Brown & Brown insurance brokerage reported net income increased 20 percent in the second quarter of this year compared to last with a boost in contingent commissions that were above expectations.
The firm said it registered 7 percent organic growth, but capacity remains a difficult challenge on property.
For the quarter, the Daytona Beach, Fla.-based company reported net income rose $7.4 million, from $37 million or 27 cents a share, to $44.4 million or 32 cents a share this year. Revenues increased 13 percent, or $25 million, from $196 million to $221 million.
For the six months, net income increased 18 percent, or $14 million, from $80 million or 57 cents a share, to $94 million or 67 cents a share. Revenues increased 13 percent, or $53.1 million, from $398 million to $451.1 million.
Cory T. Walker, senior vice president, treasurer and chief financial officer, said during an analyst's conference call that higher than expected profit sharing contingent commissions in the second quarter in the wholesale and program divisions increased contingent commissions by $600,000 to $4.6 million.
Core commissions and fees, less revenues from acquired companies, grew 7 percent by $12.8 million. Total core commissions and fees stood at $212.8 million for the quarter.
Reflecting on current market conditions, J. Hyatt Brown, chairman and chief executive officer, said, "every new renewal is a challenge" in Florida, and many property accounts are going into the state's residual market Citizens for wind coverage.
He said it has been a struggle to find people to talk to within Citizens to place business because the fund is so inundated.
"It has more business than it can handle," he noted, and added that the broker has found the people to work with.
Some insurers are insuring large homes in certain areas if they have a value of a half-million or more, but capacity remains very tight, Mr. Brown noted. This is the exception, and even long-term customers are not finding a receptive ear from insurers, he added.
The situation is reflected all along the East and Gulf Coasts, he said, as insurers are pulling capacity in hurricane-susceptible areas. On the West Coast, earthquake insurance has risen 100 to 115 percent, he added.

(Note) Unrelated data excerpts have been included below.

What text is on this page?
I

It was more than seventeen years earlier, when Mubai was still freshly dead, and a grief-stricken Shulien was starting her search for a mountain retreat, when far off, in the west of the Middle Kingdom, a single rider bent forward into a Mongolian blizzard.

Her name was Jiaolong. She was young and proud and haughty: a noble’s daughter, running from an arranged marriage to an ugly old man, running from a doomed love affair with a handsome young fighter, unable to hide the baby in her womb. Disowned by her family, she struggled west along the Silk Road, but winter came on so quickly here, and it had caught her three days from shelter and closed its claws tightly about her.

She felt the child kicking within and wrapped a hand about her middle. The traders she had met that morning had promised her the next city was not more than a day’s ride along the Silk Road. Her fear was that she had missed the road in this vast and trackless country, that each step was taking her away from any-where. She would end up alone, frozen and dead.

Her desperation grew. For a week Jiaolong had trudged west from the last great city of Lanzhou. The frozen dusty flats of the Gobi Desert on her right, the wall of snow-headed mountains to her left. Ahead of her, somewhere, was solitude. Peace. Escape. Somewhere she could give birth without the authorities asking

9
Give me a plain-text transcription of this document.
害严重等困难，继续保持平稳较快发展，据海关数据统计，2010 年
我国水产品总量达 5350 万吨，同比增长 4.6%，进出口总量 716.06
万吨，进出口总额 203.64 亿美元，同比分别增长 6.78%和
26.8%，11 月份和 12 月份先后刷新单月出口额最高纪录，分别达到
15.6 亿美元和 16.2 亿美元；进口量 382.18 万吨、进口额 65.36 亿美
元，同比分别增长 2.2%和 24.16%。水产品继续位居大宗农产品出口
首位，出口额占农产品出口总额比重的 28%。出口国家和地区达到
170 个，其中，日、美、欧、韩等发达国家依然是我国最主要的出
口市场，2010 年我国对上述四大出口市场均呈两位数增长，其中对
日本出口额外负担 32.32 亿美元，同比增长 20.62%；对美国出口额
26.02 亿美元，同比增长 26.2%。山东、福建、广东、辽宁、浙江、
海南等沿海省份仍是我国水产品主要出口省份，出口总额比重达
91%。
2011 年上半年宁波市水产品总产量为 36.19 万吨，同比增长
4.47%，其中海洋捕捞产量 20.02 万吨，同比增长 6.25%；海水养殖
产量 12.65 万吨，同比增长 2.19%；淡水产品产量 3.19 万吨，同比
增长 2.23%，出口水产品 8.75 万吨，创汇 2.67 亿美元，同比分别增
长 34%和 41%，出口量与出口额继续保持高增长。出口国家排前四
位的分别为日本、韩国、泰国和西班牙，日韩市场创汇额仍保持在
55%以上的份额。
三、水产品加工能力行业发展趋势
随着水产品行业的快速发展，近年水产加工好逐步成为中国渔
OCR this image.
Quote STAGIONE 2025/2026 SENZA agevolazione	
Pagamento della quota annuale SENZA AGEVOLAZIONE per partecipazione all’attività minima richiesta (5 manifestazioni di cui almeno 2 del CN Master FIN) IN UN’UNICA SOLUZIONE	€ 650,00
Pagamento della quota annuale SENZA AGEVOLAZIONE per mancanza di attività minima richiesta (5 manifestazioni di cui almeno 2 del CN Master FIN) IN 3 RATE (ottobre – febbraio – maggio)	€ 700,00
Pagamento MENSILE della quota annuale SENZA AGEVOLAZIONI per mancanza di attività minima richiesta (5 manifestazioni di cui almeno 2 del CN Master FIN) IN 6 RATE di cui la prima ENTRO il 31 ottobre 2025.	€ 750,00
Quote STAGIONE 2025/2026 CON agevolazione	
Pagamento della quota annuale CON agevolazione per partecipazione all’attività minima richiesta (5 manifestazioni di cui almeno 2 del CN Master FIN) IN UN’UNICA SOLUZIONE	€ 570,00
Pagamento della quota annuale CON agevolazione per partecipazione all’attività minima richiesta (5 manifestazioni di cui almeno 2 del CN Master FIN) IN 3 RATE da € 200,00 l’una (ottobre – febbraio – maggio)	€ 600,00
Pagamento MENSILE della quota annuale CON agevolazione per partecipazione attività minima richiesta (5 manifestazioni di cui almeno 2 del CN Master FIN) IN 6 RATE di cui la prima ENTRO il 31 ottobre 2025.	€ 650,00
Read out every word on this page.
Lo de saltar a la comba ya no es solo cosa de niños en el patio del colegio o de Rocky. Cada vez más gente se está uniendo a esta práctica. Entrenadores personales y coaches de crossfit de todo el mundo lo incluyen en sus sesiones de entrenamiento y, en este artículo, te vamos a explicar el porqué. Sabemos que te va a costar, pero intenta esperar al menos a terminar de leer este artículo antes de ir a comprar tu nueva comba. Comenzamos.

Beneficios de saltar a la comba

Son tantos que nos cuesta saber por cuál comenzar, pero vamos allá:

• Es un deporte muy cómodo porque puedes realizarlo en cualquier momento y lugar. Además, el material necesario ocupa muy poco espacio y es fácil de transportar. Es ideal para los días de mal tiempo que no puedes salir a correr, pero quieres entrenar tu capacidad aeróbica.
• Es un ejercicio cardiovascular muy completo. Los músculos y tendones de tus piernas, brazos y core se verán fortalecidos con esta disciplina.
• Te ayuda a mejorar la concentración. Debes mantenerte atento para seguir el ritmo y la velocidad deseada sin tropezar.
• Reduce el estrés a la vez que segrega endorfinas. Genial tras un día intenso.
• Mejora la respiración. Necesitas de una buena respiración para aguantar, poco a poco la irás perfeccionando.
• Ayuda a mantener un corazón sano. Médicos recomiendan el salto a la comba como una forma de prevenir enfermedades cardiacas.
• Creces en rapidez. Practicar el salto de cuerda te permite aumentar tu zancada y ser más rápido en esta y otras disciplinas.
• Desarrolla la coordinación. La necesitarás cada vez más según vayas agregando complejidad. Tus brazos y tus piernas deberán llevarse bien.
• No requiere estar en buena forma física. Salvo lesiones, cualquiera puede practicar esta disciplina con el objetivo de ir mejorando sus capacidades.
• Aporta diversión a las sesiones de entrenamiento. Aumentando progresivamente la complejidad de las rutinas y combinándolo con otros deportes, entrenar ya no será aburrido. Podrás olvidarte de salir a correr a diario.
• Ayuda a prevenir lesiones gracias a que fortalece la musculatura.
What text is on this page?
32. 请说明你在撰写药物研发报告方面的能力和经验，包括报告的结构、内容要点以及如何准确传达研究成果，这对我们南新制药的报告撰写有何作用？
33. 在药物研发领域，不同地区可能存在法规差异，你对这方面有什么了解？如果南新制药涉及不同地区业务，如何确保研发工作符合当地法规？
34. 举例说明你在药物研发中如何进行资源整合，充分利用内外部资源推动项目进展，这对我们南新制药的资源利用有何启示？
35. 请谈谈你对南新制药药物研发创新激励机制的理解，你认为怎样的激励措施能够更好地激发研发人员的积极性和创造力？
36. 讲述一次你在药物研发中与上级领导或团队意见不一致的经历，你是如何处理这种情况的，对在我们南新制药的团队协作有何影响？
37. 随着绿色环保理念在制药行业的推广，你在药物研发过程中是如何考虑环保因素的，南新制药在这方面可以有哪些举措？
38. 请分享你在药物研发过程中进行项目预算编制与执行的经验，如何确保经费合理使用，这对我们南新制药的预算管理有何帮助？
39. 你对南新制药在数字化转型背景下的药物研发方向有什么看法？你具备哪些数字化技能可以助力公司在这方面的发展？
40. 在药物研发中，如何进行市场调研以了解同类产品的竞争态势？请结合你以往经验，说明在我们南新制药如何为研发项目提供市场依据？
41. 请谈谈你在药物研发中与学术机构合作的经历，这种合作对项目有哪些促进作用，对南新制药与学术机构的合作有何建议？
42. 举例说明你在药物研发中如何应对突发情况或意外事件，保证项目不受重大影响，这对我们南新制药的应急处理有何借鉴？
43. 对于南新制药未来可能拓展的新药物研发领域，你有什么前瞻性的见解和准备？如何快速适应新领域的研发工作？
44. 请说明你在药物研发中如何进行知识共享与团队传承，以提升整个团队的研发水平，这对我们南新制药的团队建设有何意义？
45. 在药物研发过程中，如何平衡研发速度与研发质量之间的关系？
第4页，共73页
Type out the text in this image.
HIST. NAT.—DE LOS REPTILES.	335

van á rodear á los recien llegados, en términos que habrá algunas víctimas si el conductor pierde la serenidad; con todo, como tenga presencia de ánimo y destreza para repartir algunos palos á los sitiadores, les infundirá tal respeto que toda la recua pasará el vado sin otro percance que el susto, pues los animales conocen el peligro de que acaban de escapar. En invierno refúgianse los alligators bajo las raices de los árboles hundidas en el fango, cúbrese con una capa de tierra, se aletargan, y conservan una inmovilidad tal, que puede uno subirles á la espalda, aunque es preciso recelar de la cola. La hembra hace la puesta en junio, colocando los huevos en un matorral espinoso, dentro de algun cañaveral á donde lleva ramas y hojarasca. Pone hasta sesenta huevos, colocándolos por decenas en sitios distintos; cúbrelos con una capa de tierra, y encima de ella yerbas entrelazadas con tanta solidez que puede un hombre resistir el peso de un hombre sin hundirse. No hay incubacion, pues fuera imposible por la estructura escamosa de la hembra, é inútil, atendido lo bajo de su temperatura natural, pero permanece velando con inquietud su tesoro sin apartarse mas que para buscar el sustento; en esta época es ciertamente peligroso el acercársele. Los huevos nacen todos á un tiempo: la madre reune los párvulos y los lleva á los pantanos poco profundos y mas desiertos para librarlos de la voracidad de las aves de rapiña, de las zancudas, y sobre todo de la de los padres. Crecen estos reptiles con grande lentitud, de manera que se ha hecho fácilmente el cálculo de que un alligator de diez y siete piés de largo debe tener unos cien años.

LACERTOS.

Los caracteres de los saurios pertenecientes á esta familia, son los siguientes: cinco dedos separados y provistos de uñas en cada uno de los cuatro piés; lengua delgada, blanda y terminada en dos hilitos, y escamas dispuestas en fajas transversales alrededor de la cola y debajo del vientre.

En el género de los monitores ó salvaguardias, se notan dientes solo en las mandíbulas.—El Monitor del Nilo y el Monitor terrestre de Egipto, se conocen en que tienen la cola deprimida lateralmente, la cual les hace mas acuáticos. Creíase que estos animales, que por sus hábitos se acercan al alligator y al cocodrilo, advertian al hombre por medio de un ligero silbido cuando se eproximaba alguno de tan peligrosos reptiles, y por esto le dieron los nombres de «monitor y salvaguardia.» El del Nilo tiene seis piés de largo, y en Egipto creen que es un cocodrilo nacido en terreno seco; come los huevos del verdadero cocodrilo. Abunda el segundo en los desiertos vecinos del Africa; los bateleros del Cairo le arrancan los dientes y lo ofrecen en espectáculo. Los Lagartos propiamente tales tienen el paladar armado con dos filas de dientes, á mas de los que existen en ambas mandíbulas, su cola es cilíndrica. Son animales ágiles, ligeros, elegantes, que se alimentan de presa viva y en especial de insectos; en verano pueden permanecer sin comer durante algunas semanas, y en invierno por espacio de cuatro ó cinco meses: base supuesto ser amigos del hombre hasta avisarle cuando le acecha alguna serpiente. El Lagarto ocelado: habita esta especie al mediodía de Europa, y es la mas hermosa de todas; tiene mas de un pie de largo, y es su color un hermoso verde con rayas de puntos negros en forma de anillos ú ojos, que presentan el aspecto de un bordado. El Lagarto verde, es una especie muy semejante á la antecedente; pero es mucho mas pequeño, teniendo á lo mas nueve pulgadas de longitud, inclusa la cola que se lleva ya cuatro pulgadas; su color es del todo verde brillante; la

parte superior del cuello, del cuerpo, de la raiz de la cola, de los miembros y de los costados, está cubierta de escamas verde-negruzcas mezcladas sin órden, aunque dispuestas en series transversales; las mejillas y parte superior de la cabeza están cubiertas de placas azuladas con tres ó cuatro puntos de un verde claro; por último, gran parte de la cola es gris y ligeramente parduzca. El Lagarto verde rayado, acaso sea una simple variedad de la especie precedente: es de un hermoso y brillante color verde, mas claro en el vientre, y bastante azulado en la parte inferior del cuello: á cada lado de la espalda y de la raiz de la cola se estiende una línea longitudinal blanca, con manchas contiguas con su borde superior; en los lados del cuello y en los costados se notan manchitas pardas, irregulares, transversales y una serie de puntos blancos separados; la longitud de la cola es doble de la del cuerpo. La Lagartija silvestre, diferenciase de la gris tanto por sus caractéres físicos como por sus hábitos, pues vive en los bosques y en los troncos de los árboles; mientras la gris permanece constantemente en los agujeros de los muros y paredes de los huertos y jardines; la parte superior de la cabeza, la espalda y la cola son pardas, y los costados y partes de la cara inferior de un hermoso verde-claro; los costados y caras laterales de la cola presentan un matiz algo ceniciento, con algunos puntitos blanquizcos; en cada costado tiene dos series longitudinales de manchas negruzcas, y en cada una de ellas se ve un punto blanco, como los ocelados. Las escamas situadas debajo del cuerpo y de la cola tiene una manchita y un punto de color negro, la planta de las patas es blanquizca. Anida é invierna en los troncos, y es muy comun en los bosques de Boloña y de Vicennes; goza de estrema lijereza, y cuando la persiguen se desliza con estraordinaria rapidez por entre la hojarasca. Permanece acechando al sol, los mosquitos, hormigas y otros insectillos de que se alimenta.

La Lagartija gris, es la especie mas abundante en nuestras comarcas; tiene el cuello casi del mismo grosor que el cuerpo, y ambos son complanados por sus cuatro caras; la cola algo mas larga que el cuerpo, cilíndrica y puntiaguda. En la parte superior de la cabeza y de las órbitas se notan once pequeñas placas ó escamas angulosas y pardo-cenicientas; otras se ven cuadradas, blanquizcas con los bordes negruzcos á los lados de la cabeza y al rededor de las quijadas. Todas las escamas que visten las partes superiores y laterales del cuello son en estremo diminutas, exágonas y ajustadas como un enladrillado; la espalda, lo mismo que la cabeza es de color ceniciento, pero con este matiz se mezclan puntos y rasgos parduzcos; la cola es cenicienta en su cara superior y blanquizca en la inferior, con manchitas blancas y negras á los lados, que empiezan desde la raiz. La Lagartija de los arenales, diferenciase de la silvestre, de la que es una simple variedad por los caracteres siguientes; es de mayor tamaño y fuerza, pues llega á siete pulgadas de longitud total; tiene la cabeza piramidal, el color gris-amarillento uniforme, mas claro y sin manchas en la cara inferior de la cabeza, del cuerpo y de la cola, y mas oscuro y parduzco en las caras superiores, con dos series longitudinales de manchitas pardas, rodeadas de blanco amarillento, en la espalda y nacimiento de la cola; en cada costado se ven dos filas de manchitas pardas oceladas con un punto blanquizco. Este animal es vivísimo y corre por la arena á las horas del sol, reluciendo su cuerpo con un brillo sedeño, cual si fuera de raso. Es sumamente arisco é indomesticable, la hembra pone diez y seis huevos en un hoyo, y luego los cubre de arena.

In the search for capacity, the London markets are offering little, stunned by their losses from Hurricane Wilma, said Mr. Brown. Some syndicates are writing small amounts of cover, he noted.
"We are seeing some capacity beginning to creep out of its bunker," Mr. Brown observed, but added that its applications are based on geography.
On the reinsurance side, there could be some easing in capacity there if there are no new hurricanes striking the mainland through the third and fourth quarters, noted Jim W. Henderson, president and chief operating officer. Money is coming into the reinsurance market, but its application is primarily to large accounts, while mid and small markets still are starved.
He emphasized the improving climate of capacity would only continue if there are no new losses from hurricanes.
"Money will continue to come into the market because the returns [would prove to be] extraordinary," said Mr. Henderson.